The 'Jurassic Park effect': How a generation fell in love with dinosaurs

Researchers, like Edmonton's Gavin Bradley, use the term “Jurassic Park effect” to refer to a widely-held theory that Jurassic Park led to an increase in paleontologists, research funding and technology.

University of Alberta professor credits Jurassic Park for inspiring dinosaur research

Gavin Bradley says the 'Jurassic Park effect' inspired him and many others to study dinosaurs. (Gavin Bradley)

When Gavin Bradley was a boy, he was already dreaming about his career — thanks to a Hollywood blockbuster.

Now a University of Alberta paleontologist, Bradley told CBC Radio's Edmonton AM he is "100 per cent in the Jurassic-Park-effect camp."

Researchers use the term "Jurassic Park effect" to refer to a theory that the movie franchise has led to an increase in the number of paleontologists, not to mention more research funding and new technology.

"It's not an exaggeration to say there's no paleontologist in their 20- or 30-somethings that hasn't been directly or indirectly impacted by that movie," said Bradley.

On average, a new dinosaur species is described every week, Bradley says. (Gavin Bradley)

Bradley was six or seven when the first Jurassic Park movie came out in 1993. He watched it over and over again.

But studying dinosaurs was hard in Belfast, Ireland, a fossil desert.
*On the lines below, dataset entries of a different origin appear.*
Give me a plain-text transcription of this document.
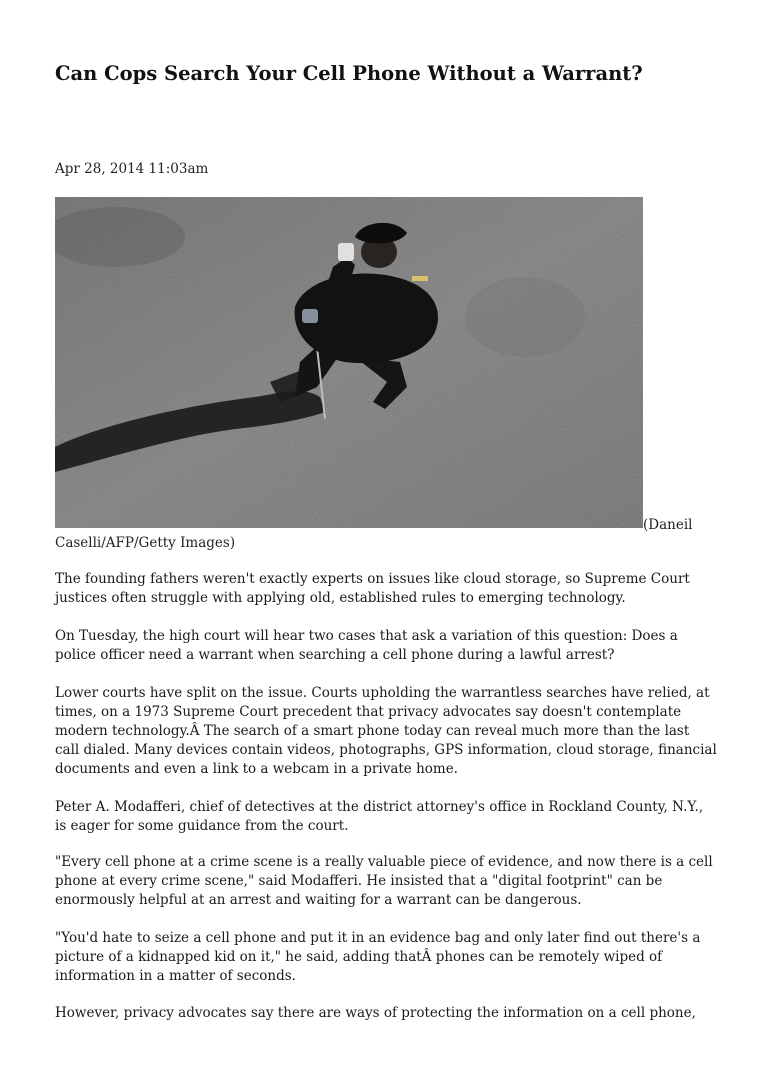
Can Cops Search Your Cell Phone Without a Warrant?
Apr 28, 2014 11:03am
(Daneil
Caselli/AFP/Getty Images)

The founding fathers weren't exactly experts on issues like cloud storage, so Supreme Court justices often struggle with applying old, established rules to emerging technology.

On Tuesday, the high court will hear two cases that ask a variation of this question: Does a police officer need a warrant when searching a cell phone during a lawful arrest?

Lower courts have split on the issue. Courts upholding the warrantless searches have relied, at times, on a 1973 Supreme Court precedent that privacy advocates say doesn't contemplate modern technology.Â The search of a smart phone today can reveal much more than the last call dialed. Many devices contain videos, photographs, GPS information, cloud storage, financial documents and even a link to a webcam in a private home.

Peter A. Modafferi, chief of detectives at the district attorney's office in Rockland County, N.Y., is eager for some guidance from the court.

"Every cell phone at a crime scene is a really valuable piece of evidence, and now there is a cell phone at every crime scene," said Modafferi. He insisted that a "digital footprint" can be enormously helpful at an arrest and waiting for a warrant can be dangerous.

"You'd hate to seize a cell phone and put it in an evidence bag and only later find out there's a picture of a kidnapped kid on it," he said, adding thatÂ phones can be remotely wiped of information in a matter of seconds.

However, privacy advocates say there are ways of protecting the information on a cell phone,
So Bradley relied on books and exhibits to satiate his curiosity.

Jurassic Park is also partly to thank for dinosaur-related research funding, he said.
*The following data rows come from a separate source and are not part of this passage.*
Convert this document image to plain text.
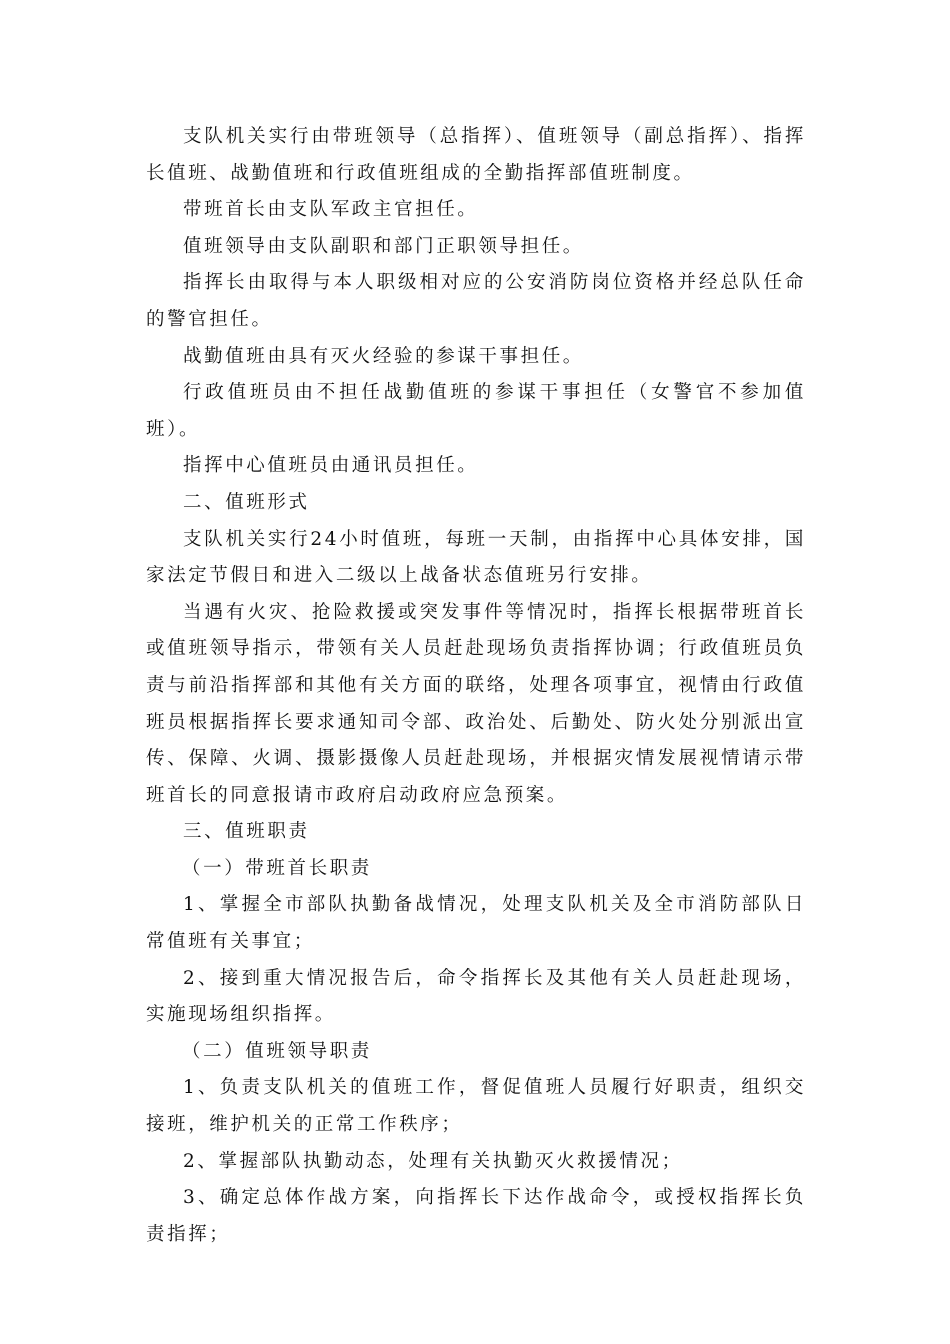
支队机关实行由带班领导（总指挥）、值班领导（副总指挥）、指挥长值班、战勤值班和行政值班组成的全勤指挥部值班制度。

带班首长由支队军政主官担任。

值班领导由支队副职和部门正职领导担任。

指挥长由取得与本人职级相对应的公安消防岗位资格并经总队任命的警官担任。

战勤值班由具有灭火经验的参谋干事担任。

行政值班员由不担任战勤值班的参谋干事担任（女警官不参加值班）。

指挥中心值班员由通讯员担任。

二、值班形式

支队机关实行24小时值班，每班一天制，由指挥中心具体安排，国家法定节假日和进入二级以上战备状态值班另行安排。

当遇有火灾、抢险救援或突发事件等情况时，指挥长根据带班首长或值班领导指示，带领有关人员赶赴现场负责指挥协调；行政值班员负责与前沿指挥部和其他有关方面的联络，处理各项事宜，视情由行政值班员根据指挥长要求通知司令部、政治处、后勤处、防火处分别派出宣传、保障、火调、摄影摄像人员赶赴现场，并根据灾情发展视情请示带班首长的同意报请市政府启动政府应急预案。

三、值班职责

（一）带班首长职责

1、掌握全市部队执勤备战情况，处理支队机关及全市消防部队日常值班有关事宜；

2、接到重大情况报告后，命令指挥长及其他有关人员赶赴现场，实施现场组织指挥。

（二）值班领导职责

1、负责支队机关的值班工作，督促值班人员履行好职责，组织交接班，维护机关的正常工作秩序；

2、掌握部队执勤动态，处理有关执勤灭火救援情况；

3、确定总体作战方案，向指挥长下达作战命令，或授权指挥长负责指挥；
The films led to "more public interest, which meant more people wanted to see them in museums, so more funding was attached to the field," Bradley said.
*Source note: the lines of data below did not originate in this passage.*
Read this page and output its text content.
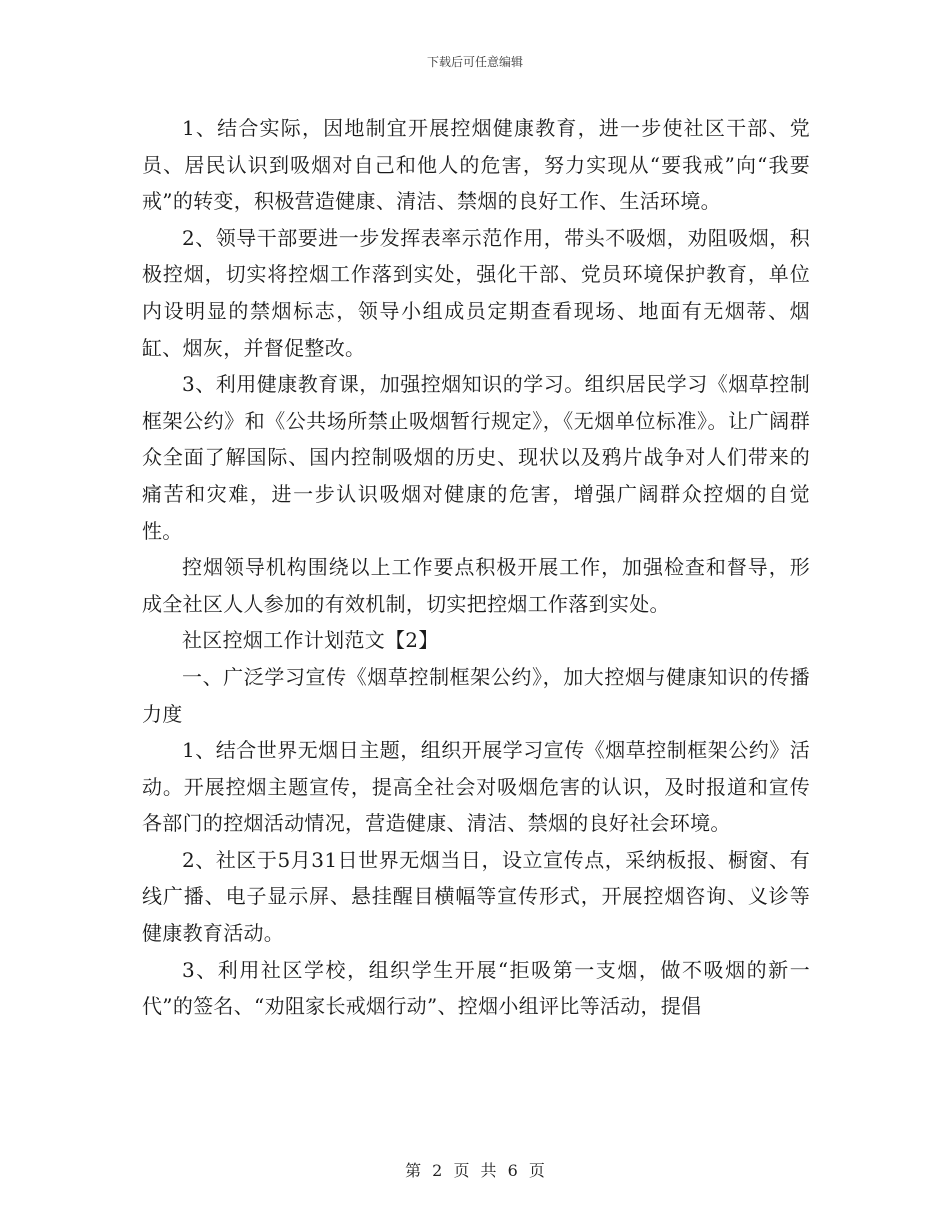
下载后可任意编辑

1、结合实际，因地制宜开展控烟健康教育，进一步使社区干部、党员、居民认识到吸烟对自己和他人的危害，努力实现从“要我戒”向“我要戒”的转变，积极营造健康、清洁、禁烟的良好工作、生活环境。

2、领导干部要进一步发挥表率示范作用，带头不吸烟，劝阻吸烟，积极控烟，切实将控烟工作落到实处，强化干部、党员环境保护教育，单位内设明显的禁烟标志，领导小组成员定期查看现场、地面有无烟蒂、烟缸、烟灰，并督促整改。

3、利用健康教育课，加强控烟知识的学习。组织居民学习《烟草控制框架公约》和《公共场所禁止吸烟暂行规定》，《无烟单位标准》。让广阔群众全面了解国际、国内控制吸烟的历史、现状以及鸦片战争对人们带来的痛苦和灾难，进一步认识吸烟对健康的危害，增强广阔群众控烟的自觉性。

控烟领导机构围绕以上工作要点积极开展工作，加强检查和督导，形成全社区人人参加的有效机制，切实把控烟工作落到实处。

社区控烟工作计划范文【2】

一、广泛学习宣传《烟草控制框架公约》，加大控烟与健康知识的传播力度

1、结合世界无烟日主题，组织开展学习宣传《烟草控制框架公约》活动。开展控烟主题宣传，提高全社会对吸烟危害的认识，及时报道和宣传各部门的控烟活动情况，营造健康、清洁、禁烟的良好社会环境。

2、社区于5月31日世界无烟当日，设立宣传点，采纳板报、橱窗、有线广播、电子显示屏、悬挂醒目横幅等宣传形式，开展控烟咨询、义诊等健康教育活动。

3、利用社区学校，组织学生开展“拒吸第一支烟，做不吸烟的新一代”的签名、“劝阻家长戒烟行动”、控烟小组评比等活动，提倡

第 2 页 共 6 页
The franchise's success, he said, inspired Universal Studios and Amblin Entertainment to start the Jurassic Foundation, a non-profit organization dedicated to advancing international dinosaur research. 

The technology imagined in Jurassic Park has also been a driving force, he said, and today more people are devoting their lives to the study of dinosaurs. 

"The time we're living in now is referred to as the golden age of dinosaur discovery," Bradley said. "On average, a new dinosaur species is described every single week."

Bradley, 28, moved to Alberta seven years ago because the province is infested with fossils. 

He teaches undergraduate students at the University of Alberta and also leads online courses.

 A six-year-old took one of Bradley's online courses a dozen times before traveling from the United States to the University of Alberta for a lab tour. 

"It's really cool for me to think that a course ... could be the Jurassic Park for this next generation," he said.